Your rating is equal, I think you're doomed now. People will make an effort to keep it this way instead of a proper rating, at least that's how it goes on YouTube.

1720013

wait, this place is YouTube? Where be CaptainSarklez's channel? anyways, this is alright, not amazing, but I will be reading it.

1718722

sierra_seven_

Tragedy and comedy? Well, Trixie thinks it's hilarious... and Twilight doesn't.

That is the best reason for a set of tags I have ever seen.

I have to agree, if Trixie thinks something is hilarious, it must be. :trixieshiftright:

I would have liked to see what happened to Celestia, Luna and Cadance. Along with Rainbow Dash's crimes. Since Twilight said 'her victims'.

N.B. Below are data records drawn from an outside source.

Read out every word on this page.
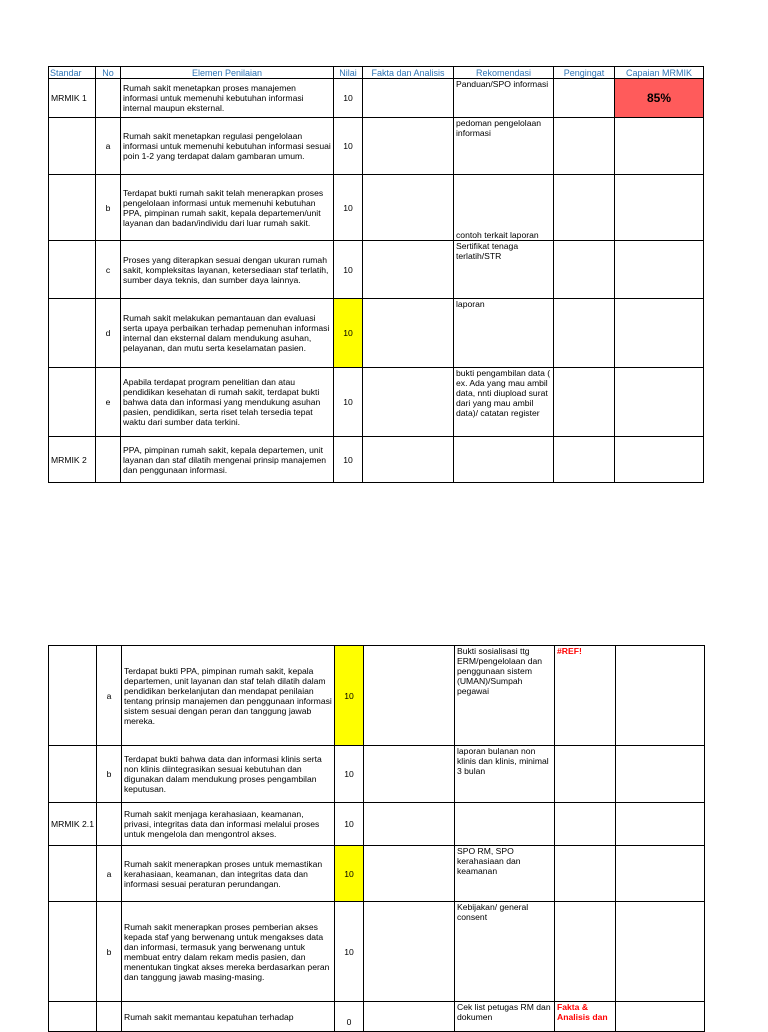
Standar	No	Elemen Penilaian	Nilai	Fakta dan Analisis	Rekomendasi	Pengingat	Capaian MRMIK
MRMIK 1		Rumah sakit menetapkan proses manajemen informasi untuk memenuhi kebutuhan informasi internal maupun eksternal.	10		Panduan/SPO informasi		85%
	a	Rumah sakit menetapkan regulasi pengelolaan informasi untuk memenuhi kebutuhan informasi sesuai poin 1-2 yang terdapat dalam gambaran umum.	10		pedoman pengelolaan informasi		
	b	Terdapat bukti rumah sakit telah menerapkan proses pengelolaan informasi untuk memenuhi kebutuhan PPA, pimpinan rumah sakit, kepala departemen/unit layanan dan badan/individu dari luar rumah sakit.	10		contoh terkait laporan		
	c	Proses yang diterapkan sesuai dengan ukuran rumah sakit, kompleksitas layanan, ketersediaan staf terlatih, sumber daya teknis, dan sumber daya lainnya.	10		Sertifikat tenaga terlatih/STR		
	d	Rumah sakit melakukan pemantauan dan evaluasi serta upaya perbaikan terhadap pemenuhan informasi internal dan eksternal dalam mendukung asuhan, pelayanan, dan mutu serta keselamatan pasien.	10		laporan		
	e	Apabila terdapat program penelitian dan atau pendidikan kesehatan di rumah sakit, terdapat bukti bahwa data dan informasi yang mendukung asuhan pasien, pendidikan, serta riset telah tersedia tepat waktu dari sumber data terkini.	10		bukti pengambilan data ( ex. Ada yang mau ambil data, nnti diupload surat dari yang mau ambil data)/ catatan register		
MRMIK 2		PPA, pimpinan rumah sakit, kepala departemen, unit layanan dan staf dilatih mengenai prinsip manajemen dan penggunaan informasi.	10				
	a	Terdapat bukti PPA, pimpinan rumah sakit, kepala departemen, unit layanan dan staf telah dilatih dalam pendidikan berkelanjutan dan mendapat penilaian tentang prinsip manajemen dan penggunaan informasi sistem sesuai dengan peran dan tanggung jawab mereka.	10		Bukti sosialisasi ttg ERM/pengelolaan dan penggunaan sistem (UMAN)/Sumpah pegawai	#REF!	
	b	Terdapat bukti bahwa data dan informasi klinis serta non klinis diintegrasikan sesuai kebutuhan dan digunakan dalam mendukung proses pengambilan keputusan.	10		laporan bulanan non klinis dan klinis, minimal 3 bulan		
MRMIK 2.1		Rumah sakit menjaga kerahasiaan, keamanan, privasi, integritas data dan informasi melalui proses untuk mengelola dan mengontrol akses.	10				
	a	Rumah sakit menerapkan proses untuk memastikan kerahasiaan, keamanan, dan integritas data dan informasi sesuai peraturan perundangan.	10		SPO RM, SPO kerahasiaan dan keamanan		
	b	Rumah sakit menerapkan proses pemberian akses kepada staf yang berwenang untuk mengakses data dan informasi, termasuk yang berwenang untuk membuat entry dalam rekam medis pasien, dan menentukan tingkat akses mereka berdasarkan peran dan tanggung jawab masing-masing.	10		Kebijakan/ general consent		
		Rumah sakit memantau kepatuhan terhadap	0		Cek list petugas RM dan dokumen	Fakta & Analisis dan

Its a good story with 2 good messages.
1) Attention to detail is important. "you'll be able to pull this 10 miles tomorrow"...Trixie sets 'em up and knocks 'em down.
2) If you mess with the bull, you're gonna get the horns. :trixieshiftleft:

1835854

Thank you! You may be interested in Madame Butterfly, which is an unfinished story of mine also heavily featuring Trixie.

JoE

1835885

JonOfEquestria

I put it on my 'read it later' list a while ago. :pinkiehappy:

Chillingly effective, with tantalizing sequel and prequel hooks.

2377583

Thank you! That's exactly the feel I was going for.